Il faut s’interroger sur les motivations sexuelles et psychologiques de ceux/celles qui vont s’engager dans cette activité et ceci afin de protéger les personnes qui auront recours à leurs services.

 

Les obstacles à la vie sexuelle des personnes handicapées
 
Les principaux obstacles à la vie sexuelle des personnes handicapées sont liés à l’organisation institutionnelle de la sexualité. Nous avions publiée en 2008 dans le revue Alter une étude nationale montrant que, quel que soit le type de handicap, le fait de vivre en institution a un effet négatif sur la possibilité d’avoir un partenaire sexuel ou un conjoint de façon générale.
Lorsqu’une personne handicapée vit à domicile, ses chances de nouer et de maintenir une relation sexuelle avec un partenaire, un conjoint ou un cohabitant, sont a peu près équivalentes à celle de la population générale.
Mais lorsque cette même personne vit en institution, ce chiffre tombe à 20%. Socialement, l’idée est ancrée quelque part que les malades d’une façon générale, et les handicapés en particulier, sont des êtres asexués alors qu’en fait c’est les conditions de vie qui sont proposées – imposées – aux personnes handicapées (Giami, de Colomby, 2008).
La prise en compte de la sexualité des personnes handicapées en institution s’est pourtant beaucoup améliorée depuis quelques années.
Il existe davantage de possibilités de mixité mais lorsqu’on analyse le fonctionnement des institutions, on est frappé par la créativité que beaucoup mettent encore en œuvre pour maintenir la séparation entre les sexes. Et lorsqu’elles tolèrent les rapprochements entre hommes et femmes, c’est souvent à des conditions très encadrées.
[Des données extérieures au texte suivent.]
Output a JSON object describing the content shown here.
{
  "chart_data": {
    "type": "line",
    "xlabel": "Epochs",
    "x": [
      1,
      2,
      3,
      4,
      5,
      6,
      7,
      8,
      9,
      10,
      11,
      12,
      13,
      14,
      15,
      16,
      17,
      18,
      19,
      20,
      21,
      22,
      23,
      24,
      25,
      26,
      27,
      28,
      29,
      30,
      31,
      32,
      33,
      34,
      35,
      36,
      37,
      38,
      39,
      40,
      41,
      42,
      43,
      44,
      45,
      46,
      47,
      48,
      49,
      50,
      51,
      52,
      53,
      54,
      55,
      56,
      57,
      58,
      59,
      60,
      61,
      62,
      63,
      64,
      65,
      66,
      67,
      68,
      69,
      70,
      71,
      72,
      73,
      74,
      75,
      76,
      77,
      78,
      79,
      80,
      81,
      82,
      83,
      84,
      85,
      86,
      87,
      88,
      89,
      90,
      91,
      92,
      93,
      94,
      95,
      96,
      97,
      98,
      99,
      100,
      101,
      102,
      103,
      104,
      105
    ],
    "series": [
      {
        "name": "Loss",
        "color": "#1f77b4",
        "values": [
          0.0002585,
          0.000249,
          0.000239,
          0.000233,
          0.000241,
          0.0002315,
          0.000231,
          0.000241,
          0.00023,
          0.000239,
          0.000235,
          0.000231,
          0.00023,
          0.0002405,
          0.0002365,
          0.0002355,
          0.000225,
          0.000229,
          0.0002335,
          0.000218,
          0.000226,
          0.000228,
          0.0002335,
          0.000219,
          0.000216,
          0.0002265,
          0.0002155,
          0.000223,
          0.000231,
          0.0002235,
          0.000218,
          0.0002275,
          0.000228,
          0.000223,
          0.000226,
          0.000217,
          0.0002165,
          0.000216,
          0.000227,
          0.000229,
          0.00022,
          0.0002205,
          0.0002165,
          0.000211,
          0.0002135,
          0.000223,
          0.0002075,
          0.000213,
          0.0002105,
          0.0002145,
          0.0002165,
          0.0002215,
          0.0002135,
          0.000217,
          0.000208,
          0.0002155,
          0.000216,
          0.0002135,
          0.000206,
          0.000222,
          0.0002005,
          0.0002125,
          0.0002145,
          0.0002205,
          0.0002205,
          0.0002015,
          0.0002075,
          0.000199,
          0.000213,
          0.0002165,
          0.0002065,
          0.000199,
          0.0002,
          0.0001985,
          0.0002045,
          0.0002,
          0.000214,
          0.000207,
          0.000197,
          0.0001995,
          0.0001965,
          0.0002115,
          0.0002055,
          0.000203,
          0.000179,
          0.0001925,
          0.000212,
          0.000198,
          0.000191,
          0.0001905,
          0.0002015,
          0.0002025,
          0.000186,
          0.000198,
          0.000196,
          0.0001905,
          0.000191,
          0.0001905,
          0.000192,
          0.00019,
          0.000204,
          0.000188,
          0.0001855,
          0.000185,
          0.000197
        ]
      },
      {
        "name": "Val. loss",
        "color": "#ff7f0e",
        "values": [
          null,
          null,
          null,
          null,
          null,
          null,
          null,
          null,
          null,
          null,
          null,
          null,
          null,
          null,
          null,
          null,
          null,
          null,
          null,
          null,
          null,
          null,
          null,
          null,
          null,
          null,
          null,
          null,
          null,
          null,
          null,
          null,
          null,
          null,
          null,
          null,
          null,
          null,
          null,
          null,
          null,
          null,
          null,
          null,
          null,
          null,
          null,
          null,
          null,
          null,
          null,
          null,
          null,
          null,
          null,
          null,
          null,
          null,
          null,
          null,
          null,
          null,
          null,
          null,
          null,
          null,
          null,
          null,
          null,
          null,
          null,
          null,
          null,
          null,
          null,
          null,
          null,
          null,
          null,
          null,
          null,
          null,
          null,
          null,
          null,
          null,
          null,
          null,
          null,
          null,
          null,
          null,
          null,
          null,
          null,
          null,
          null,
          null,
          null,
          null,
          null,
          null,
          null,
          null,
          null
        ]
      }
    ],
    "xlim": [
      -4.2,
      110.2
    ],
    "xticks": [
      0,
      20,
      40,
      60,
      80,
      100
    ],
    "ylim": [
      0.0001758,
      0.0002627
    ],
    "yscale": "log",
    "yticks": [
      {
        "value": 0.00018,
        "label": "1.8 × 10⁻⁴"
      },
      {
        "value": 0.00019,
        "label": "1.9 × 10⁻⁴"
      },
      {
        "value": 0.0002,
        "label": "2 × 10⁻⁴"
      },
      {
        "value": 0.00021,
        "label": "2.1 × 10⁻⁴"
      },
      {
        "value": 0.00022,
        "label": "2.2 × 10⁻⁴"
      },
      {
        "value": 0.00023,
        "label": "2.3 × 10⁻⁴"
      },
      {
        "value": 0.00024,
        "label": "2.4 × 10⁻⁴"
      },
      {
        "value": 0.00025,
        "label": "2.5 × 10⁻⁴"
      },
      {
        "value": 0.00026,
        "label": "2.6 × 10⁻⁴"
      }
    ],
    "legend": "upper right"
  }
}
Il faut parfois être marié ou avoir une relation stable… Mais lorsque l’on dit que la sexualité est réprimée dans les institutions, ce n’est pas toute la sexualité.
Paradoxalement, c’est surtout la sexualité hétérosexuelle alors que l’homosexualité, la masturbation et d’autres types de conduites sexuelles sont davantage tolérées.

 

Santé sexuelle et droits humains
 
La France paraît très en retard sur ces questions lorsque l’on voit émerger au niveau international une réflexion sur les droits de l’Homme appliqués aux questions touchant à la sexualité.
Si l’on considère que la sexualité constitue une dimension centrale de l’identité et de l’épanouissement individuel et de la santé, elle est alors un droit.
Et le fait de s’opposer à ce que certaines catégories de la population puissent avoir des relations sexuelles, constitue une violation de ce droit.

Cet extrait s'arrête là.